My wife received a bill from one of her suppliers. The bill was for the entire contract price even though no work was performed. Her company had breached their obligations to provide materials so work could be done. She asked me what did they owe the company? Could the Supplier invoice the full amount? Clearly there was a breach of the agreement. The agreement itself included no limitation of liability provision and the governing law was English law. Payments were due in consideration of the supplier’s services of which none were provided.
The supplier clearly has the right to terminate the agreement and claim damages. The question here is what damages could they claim and could they claim the entire amount of the contract?

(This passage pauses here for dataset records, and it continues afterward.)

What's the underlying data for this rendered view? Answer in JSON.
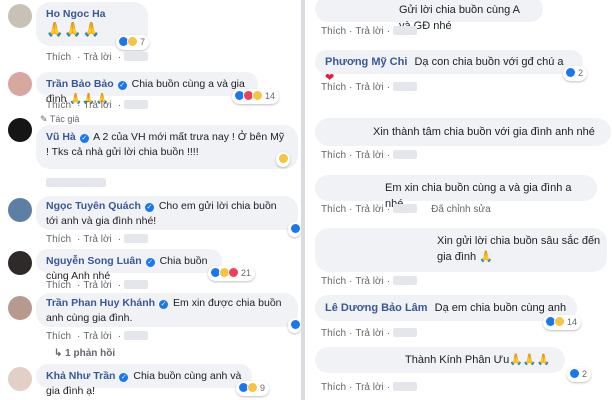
{
  "actions": {
    "like": "Thích",
    "reply": "Trả lời",
    "dot": "·"
  },
  "left": {
    "comments": [
      {
        "name": "Ho Ngoc Ha",
        "text": "🙏🙏🙏",
        "reactions": "7"
      },
      {
        "name": "Trần Bảo Bảo",
        "text": "Chia buồn cùng a và gia đình 🙏🙏🙏",
        "reactions": "14"
      },
      {
        "tag": "Tác giả",
        "name": "Vũ Hà",
        "text": "A 2 của VH mới mất trưa nay ! Ở bên Mỹ ! Tks cả nhà gửi lời chia buồn !!!!",
        "reactions": ""
      },
      {
        "name": "Ngọc Tuyên Quách",
        "text": "Cho em gửi lời chia buồn tới anh và gia đình nhé!",
        "reactions": ""
      },
      {
        "name": "Nguyễn Song Luân",
        "text": "Chia buồn cùng Anh nhé",
        "reactions": "21"
      },
      {
        "name": "Trần Phan Huy Khánh",
        "text": "Em xin được chia buồn anh cùng gia đình.",
        "reactions": ""
      },
      {
        "name": "Khả Như Trần",
        "text": "Chia buồn cùng anh và gia đình ạ!",
        "reactions": "9"
      }
    ],
    "reply_link": "1 phản hồi"
  },
  "right": {
    "comments": [
      {
        "name": "",
        "text": "Gửi lời chia buồn cùng A và GĐ nhé",
        "reactions": ""
      },
      {
        "name": "Phương Mỹ Chi",
        "text": "Dạ con chia buồn với gđ chú a",
        "reactions": "2"
      },
      {
        "name": "",
        "text": "Xin thành tâm chia buồn với gia đình anh nhé",
        "reactions": ""
      },
      {
        "name": "",
        "text": "Em xin chia buồn cùng a và gia đình a nhé",
        "reactions": "",
        "edited": "Đã chỉnh sửa"
      },
      {
        "name": "",
        "text": "Xin gửi lời chia buồn sâu sắc đến gia đình 🙏",
        "reactions": ""
      },
      {
        "name": "Lê Dương Bảo Lâm",
        "text": "Dạ em chia buồn cùng anh",
        "reactions": "14"
      },
      {
        "name": "",
        "text": "Thành Kính Phân Ưu🙏🙏🙏",
        "reactions": "2"
      }
    ]
  },
  "colors": {
    "name": "#385898",
    "bubble": "#f0f2f5",
    "meta": "#65676b",
    "like": "#1877f2",
    "heart": "#e41e3f"
  },
  "icons": [
    "verified-badge-icon",
    "like-reaction-icon",
    "sad-reaction-icon",
    "love-reaction-icon",
    "heart-icon",
    "pray-emoji-icon"
  ]
}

Since no work was scheduled and then cancelled there was no impact on their personnel expense. Since work was not performed, no cost or liabilities were incurred on the work. I concluded the supplier suffered no direct, indirect or consequential damages. As there was no limitation of liability precluding claims for lost profits, I determined that they could claims lost profits. There is a significant difference between what the lost profits would be and the full amount of the contract. My opinion was that the difference between the amount of the lost profits and the full amount of the contract would be considered a penalty and would not be allowable under English Law. A penalty is when one party would be unjustly enriched at the expense of the other party. In this the supplier had invoiced for work they simply had not performed. Since they incurred no costs, getting paid for costs they didn’t incur would be unjust enrichment.
Suppliers may invoice for things they clearly aren’t owed. Always consider what they are contractually entitled to.